On 4th and 5th May 2016, we held the annual Postgraduate Symposium for all PGR students in Theatre, Film and Television and Cultural Policy Research. This forum gave the PGR students from all three subjects the chance to share their research with students and staff across the School of Culture and Creative Arts. The research papers presented covered diverse and fresh topics, such as a playful investigation on anti-immersive independent videogames, dramaturgy and the female exilic consciousness, and the social influence of second screen policies. On the first day of the symposium a keynote talk was delivered by Dr Margrethe Bruun Vaage, whose work on television and emotional engagement has been seminal in the field of cognitive television theory. Her brilliant talk engaged not only with the audience’s favourite TV shows and characters, but moreover approached interdisciplinary questions of emotional engagement with fictional characters applicable to a broad variety of genres.
In addition, on the second day of the symposium we facilitated a roundtable discussion between academic experts Dr Melanie Selfe, Dr David Archibald, the PGR students and local artists and activists Ann McCluskey, Hugh Sillitoe, and Heather O’Donnell. Together with the audience, we discussed The Glasgow Effect, a local art project by Ellie Harrison that has been funded by Creative Scotland and has received much public attention. Artist Ellie Harrison has come under widespread criticism by news media after receiving ₤15,000 to fund The Glasgow Effect wherein she will not travel outside the Strathclyde region for a year as part of an ‘action research’ art project. While the issues the project raises address artists and academics alike, the open roundtable discussion sought to clarify different positions towards the project’s aesthetics, funding structure, audience reactions, and media presence.

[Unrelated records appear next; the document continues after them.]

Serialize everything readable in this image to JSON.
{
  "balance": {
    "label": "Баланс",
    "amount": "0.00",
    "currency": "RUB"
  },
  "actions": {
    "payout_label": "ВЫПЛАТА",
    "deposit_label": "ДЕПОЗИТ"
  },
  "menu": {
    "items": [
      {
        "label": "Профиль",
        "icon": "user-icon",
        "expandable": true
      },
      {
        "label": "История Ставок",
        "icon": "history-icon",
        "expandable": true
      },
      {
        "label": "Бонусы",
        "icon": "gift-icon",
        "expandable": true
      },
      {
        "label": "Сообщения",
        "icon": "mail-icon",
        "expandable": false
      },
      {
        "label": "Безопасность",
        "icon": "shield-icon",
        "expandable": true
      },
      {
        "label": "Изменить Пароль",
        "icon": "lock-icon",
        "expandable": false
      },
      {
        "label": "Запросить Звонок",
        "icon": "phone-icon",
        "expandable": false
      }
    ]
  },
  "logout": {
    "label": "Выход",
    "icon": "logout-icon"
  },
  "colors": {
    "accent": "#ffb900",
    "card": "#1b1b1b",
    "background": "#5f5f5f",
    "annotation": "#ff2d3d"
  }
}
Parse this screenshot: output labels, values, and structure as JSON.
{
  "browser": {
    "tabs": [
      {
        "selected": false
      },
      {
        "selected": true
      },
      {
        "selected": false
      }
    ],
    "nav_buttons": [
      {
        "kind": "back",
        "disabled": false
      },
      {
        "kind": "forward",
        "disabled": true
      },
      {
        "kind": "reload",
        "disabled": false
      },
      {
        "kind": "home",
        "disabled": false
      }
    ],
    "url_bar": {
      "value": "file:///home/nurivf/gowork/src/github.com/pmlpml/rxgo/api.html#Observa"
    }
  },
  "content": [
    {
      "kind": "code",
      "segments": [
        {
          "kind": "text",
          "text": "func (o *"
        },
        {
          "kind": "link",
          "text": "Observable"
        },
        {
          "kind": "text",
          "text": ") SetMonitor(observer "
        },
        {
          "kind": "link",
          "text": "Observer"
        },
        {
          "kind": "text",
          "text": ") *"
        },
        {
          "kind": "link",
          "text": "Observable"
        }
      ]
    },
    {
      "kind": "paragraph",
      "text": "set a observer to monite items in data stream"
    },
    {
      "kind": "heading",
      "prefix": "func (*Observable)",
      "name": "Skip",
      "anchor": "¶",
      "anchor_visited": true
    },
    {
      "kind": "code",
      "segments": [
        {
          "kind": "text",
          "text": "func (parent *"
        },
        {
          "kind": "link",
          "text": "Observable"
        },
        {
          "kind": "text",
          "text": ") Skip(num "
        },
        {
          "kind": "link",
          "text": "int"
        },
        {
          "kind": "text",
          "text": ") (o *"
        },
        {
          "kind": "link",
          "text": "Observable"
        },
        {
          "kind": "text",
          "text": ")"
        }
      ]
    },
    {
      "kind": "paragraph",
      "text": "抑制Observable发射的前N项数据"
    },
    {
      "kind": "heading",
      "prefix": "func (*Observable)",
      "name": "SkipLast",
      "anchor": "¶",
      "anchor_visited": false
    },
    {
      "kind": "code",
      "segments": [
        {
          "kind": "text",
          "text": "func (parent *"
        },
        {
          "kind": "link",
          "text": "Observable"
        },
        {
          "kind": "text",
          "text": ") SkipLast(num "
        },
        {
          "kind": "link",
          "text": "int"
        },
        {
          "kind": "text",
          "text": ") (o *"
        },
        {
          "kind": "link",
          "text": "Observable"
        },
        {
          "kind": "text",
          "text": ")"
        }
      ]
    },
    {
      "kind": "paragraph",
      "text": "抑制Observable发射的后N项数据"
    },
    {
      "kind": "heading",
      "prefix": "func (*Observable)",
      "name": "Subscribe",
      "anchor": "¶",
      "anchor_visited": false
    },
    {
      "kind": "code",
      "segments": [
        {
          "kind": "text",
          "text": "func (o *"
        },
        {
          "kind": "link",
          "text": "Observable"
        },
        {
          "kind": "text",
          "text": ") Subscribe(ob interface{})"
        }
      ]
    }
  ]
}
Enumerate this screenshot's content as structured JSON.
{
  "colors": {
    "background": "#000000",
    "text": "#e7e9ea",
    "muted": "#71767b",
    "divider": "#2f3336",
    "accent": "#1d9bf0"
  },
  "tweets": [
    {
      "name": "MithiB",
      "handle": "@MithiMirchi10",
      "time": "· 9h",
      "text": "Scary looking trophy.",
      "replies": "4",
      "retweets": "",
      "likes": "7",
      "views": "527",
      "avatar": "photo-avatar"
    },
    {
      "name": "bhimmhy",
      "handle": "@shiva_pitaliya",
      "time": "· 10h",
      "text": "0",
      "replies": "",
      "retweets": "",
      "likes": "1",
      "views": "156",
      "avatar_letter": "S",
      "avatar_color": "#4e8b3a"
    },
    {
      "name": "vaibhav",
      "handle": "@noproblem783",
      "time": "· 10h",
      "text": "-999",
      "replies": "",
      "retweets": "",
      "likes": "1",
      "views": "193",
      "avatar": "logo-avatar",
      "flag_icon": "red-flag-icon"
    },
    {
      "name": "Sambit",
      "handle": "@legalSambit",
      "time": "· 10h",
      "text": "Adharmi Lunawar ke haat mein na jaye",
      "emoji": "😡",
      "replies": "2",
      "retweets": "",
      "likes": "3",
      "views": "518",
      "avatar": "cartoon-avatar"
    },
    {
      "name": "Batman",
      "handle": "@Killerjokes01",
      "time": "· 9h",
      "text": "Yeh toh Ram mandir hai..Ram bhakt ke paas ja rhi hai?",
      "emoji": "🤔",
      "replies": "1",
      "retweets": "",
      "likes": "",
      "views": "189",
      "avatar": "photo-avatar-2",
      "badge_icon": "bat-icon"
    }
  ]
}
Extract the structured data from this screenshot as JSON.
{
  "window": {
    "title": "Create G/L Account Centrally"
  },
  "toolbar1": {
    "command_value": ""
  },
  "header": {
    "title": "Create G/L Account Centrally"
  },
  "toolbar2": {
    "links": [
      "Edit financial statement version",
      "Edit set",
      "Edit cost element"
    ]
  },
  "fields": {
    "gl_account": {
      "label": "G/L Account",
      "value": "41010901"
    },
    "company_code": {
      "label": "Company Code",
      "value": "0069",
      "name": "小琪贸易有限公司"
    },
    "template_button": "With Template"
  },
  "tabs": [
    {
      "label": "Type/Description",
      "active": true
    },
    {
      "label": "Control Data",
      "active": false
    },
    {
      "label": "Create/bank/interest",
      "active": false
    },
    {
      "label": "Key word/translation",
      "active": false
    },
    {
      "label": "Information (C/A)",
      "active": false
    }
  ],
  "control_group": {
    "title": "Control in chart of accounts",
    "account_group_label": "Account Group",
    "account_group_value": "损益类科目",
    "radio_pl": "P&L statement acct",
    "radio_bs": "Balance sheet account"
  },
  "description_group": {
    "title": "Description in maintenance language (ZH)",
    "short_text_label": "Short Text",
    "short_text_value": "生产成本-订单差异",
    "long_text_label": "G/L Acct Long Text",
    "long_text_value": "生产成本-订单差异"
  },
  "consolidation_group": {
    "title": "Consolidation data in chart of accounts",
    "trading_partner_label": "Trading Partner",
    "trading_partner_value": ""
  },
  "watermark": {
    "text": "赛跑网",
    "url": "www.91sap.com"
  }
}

The symposium was well attended by students, postdocs, and lecturers from all of the Subjects and we received very positive feedback on our organisation of the symposium by participants. This engaging and lively two-day event promoted synergy and creativity across disciplines within the School of Culture and Creative Arts, in particular between Theatre, Film and Television, and the Centre for Cultural Policy Research, and helped especially the first-year doctoral students to gain confidence in giving public presentations based on their own research. The panels linked presentations from different disciplines and as such students were exposed to new research methods, methodological approaches, and empirical data that might become crucial for their own work.